Interview-Increasing Sequence with Length 3.

Given an array, determine whether there are three elements A[i],A[j],A[k], such that A[i]<A[j]<A[k] & i<j<k.

Analysis:

It is a special case of the Longest Increasing Sequence problem. We can use the O(nlog(n)) algorithm, since we only need sequence with length three, we can do it in O(n).

Solution:

 public static boolean threeIncSeq(int[] A){
         if (A.length<3) return false;

         int oneLen = 0;
         int twoLen = -1;
         for (int i=1;i<A.length;i++){
             //check whether current element is larger then A[twoLen].
             if (twoLen!=-1 && A[i]>A[twoLen]) return true;
             if (twoLen!=-1 && A[i]>A[twoLen] && A[i]<A[oneLen]){
                 twoLen = i;
                 continue;
             }
             if (twoLen==-1 && A[i]>A[oneLen]){
                 twoLen = i;
                 continue;
             }
             if (A[i]<A[oneLen]){
                 oneLen = i;
                 continue;
             }
         }

         return false;
     }

Variant:

If we need to output the sequence, we then need to record the sequence of current length 1 seq and length 2 seq.
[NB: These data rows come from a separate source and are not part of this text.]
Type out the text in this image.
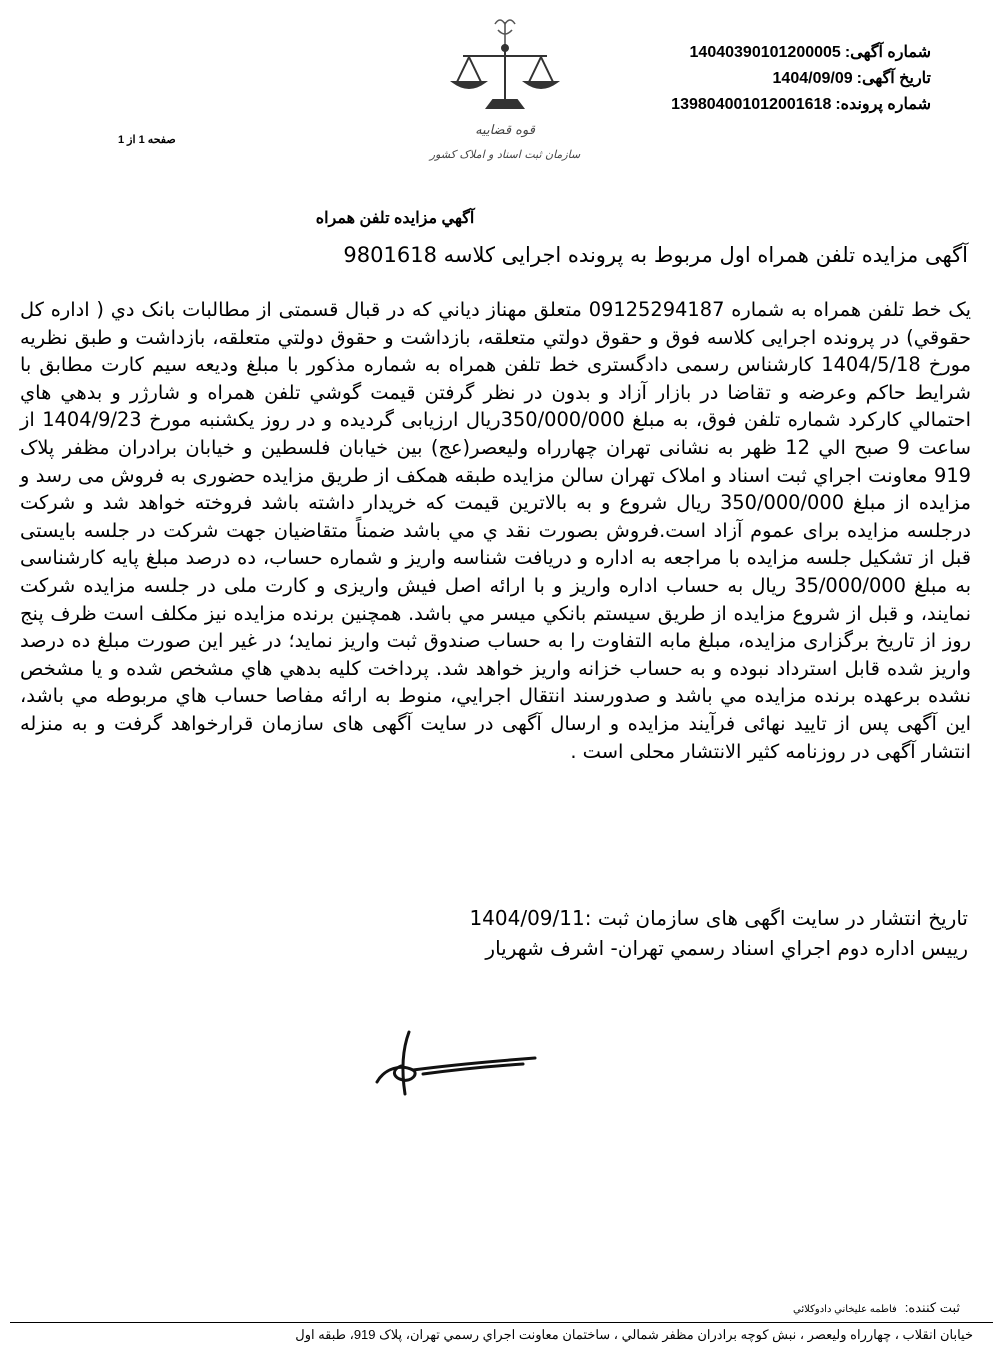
شماره آگهی:14040390101200005
تاریخ آگهی:1404/09/09
شماره پرونده:139804001012001618
قوه قضاییه
سازمان ثبت اسناد و املاک کشور
صفحه 1 از 1
آگهي مزايده تلفن همراه
آگهی مزایده تلفن همراه اول مربوط به پرونده اجرایی کلاسه 9801618
یک خط تلفن همراه به شماره 09125294187 متعلق مهناز دياني که در قبال قسمتی از مطالبات بانک دي ( اداره کل حقوقي) در پرونده اجرایی کلاسه فوق و حقوق دولتي متعلقه، بازداشت و حقوق دولتي متعلقه، بازداشت و طبق نظریه مورخ 1404/5/18 کارشناس رسمی دادگستری خط تلفن همراه به شماره مذکور با مبلغ وديعه سيم کارت مطابق با شرايط حاکم وعرضه و تقاضا در بازار آزاد و بدون در نظر گرفتن قيمت گوشي تلفن همراه و شارژر و بدهي هاي احتمالي کارکرد شماره تلفن فوق، به مبلغ 350/000/000ريال ارزیابی گرديده و در روز یکشنبه مورخ 1404/9/23 از ساعت 9 صبح الي 12 ظهر به نشانی تهران چهارراه وليعصر(عج) بين خيابان فلسطين و خيابان برادران مظفر پلاک 919 معاونت اجراي ثبت اسناد و املاک تهران سالن مزايده طبقه همکف از طريق مزايده حضوری به فروش می رسد و مزایده از مبلغ 350/000/000 ريال شروع و به بالاترين قيمت که خريدار داشته باشد فروخته خواهد شد و شرکت درجلسه مزايده برای عموم آزاد است.فروش بصورت نقد ي مي باشد ضمناً متقاضيان جهت شرکت در جلسه بايستی قبل از تشکيل جلسه مزايده با مراجعه به اداره و دريافت شناسه واريز و شماره حساب، ده درصد مبلغ پايه کارشناسی به مبلغ 35/000/000 ريال به حساب اداره واريز و با ارائه اصل فيش واريزی و کارت ملی در جلسه مزايده شرکت نمايند، و قبل از شروع مزايده از طريق سيستم بانکي ميسر مي باشد. همچنين برنده مزايده نيز مکلف است ظرف پنج روز از تاريخ برگزاری مزايده، مبلغ مابه التفاوت را به حساب صندوق ثبت واريز نمايد؛ در غير اين صورت مبلغ ده درصد واريز شده قابل استرداد نبوده و به حساب خزانه واريز خواهد شد. پرداخت کليه بدهي هاي مشخص شده و يا مشخص نشده برعهده برنده مزايده مي باشد و صدورسند انتقال اجرايي، منوط به ارائه مفاصا حساب هاي مربوطه مي باشد، اين آگهی پس از تاييد نهائی فرآيند مزايده و ارسال آگهی در سايت آگهی های سازمان قرارخواهد گرفت و به منزله انتشار آگهی در روزنامه کثير الانتشار محلی است .
تاریخ انتشار در سایت اگهی های سازمان ثبت :1404/09/11
رييس اداره دوم اجراي اسناد رسمي تهران- اشرف شهريار
ثبت كننده:فاطمه عليخاني دادوكلائي
خيابان انقلاب ، چهارراه وليعصر ، نبش كوچه برادران مظفر شمالي ، ساختمان معاونت اجراي رسمي تهران، پلاک 919، طبقه اول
 public static List<Integer> threeIncSeq(int[] A){
         if (A.length<3) return (new ArrayList<Integer>());

         int oneLen = 0;
         int twoLen = -1;
         List<Integer> oneList = new ArrayList<Integer>();
         List<Integer> twoList = new ArrayList<Integer>();
         oneList.add(A[0]);
         for (int i=1;i<A.length;i++){
             //check whether current element is larger then A[twoLen].
             if (twoLen!=-1 && A[i]>A[twoLen]){
                 twoList.add(A[i]);
                 return twoList;
             }
             if (twoLen!=-1 && A[i]>A[twoLen] && A[i]<A[oneLen]){
                 twoLen = i;
                 twoList = new ArrayList<Integer>();
                 twoList.addAll(oneList);
                 twoList.add(A[i]);
                 continue;
             }
             if (twoLen==-1 && A[i]>A[oneLen]){
                 twoLen = i;
                 twoList = new ArrayList<Integer>();
                 twoList.addAll(oneList);
                 twoList.add(A[i]);
                 continue;
             }
             if (A[i]<A[oneLen]){
                 oneLen = i;
                 oneList = new ArrayList<Integer>();
                 oneList.add(A[i]);
                 continue;
             }
         }

         return (new ArrayList<Integer>());

     }

NOTE: This is more compliated then needed, when using List<> in this case, but this idea can be used to print the LIS.